Il déposa nonchalamment sa veste sur le porte-manteaux de l'entrée, et traversa le couloir en bâillant. Sa tête tournait un peu, mais il était encore bien conscient. Il n'avait pas trop bu, il avait fait un effort. Il avait appris par le passé que finir ivre à un rendez-vous d'affaire n'était pas très bénéfique pour ses futurs revenus.

Dans le couloir dépourvu d'une quelconque lumière, il s'avança à pas lents, tâtonant les murs. Il se souvint d'une fois où Berlioz était si ivre qu'il avait entreprit d'enseigner les gammes à des poules, et éclata de rire. Il rit si fort, et si longtemps, que la porte près de laquelle il se tenait debout s'ouvrit sur Chopin, en robe de chambre et une bougie à la main.

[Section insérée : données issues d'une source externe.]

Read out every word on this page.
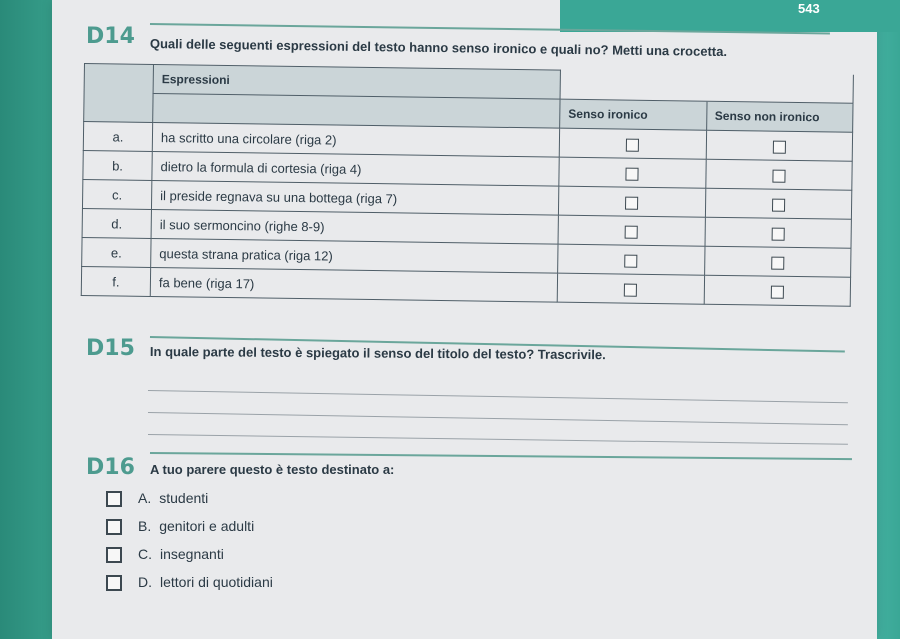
543
D14 Quali delle seguenti espressioni del testo hanno senso ironico e quali no? Metti una crocetta.
	Espressioni		
		Senso ironico	Senso non ironico
a.	ha scritto una circolare (riga 2)		
b.	dietro la formula di cortesia (riga 4)		
c.	il preside regnava su una bottega (riga 7)		
d.	il suo sermoncino (righe 8-9)		
e.	questa strana pratica (riga 12)		
f.	fa bene (riga 17)		
D15 In quale parte del testo è spiegato il senso del titolo del testo? Trascrivile.
D16 A tuo parere questo è testo destinato a:
A. studenti
B. genitori e adulti
C. insegnanti
D. lettori di quotidiani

Il rit davantage en voyant son visage, pourtant plus que sérieux et qui n'avait rien de drôle. Pourquoi ne pouvait-il pas calmer son fou rire? Elle était extraordinaire, aussi, cette expression, et ce souvenir aussi.

- Franz? Que fais-tu ici? Pourquoi n'es-tu pas chez toi?

Il se racla la gorge en espérant se calmer, et posa ses yeux trempés de larmes sur lui, la tête appuyée contre le mur.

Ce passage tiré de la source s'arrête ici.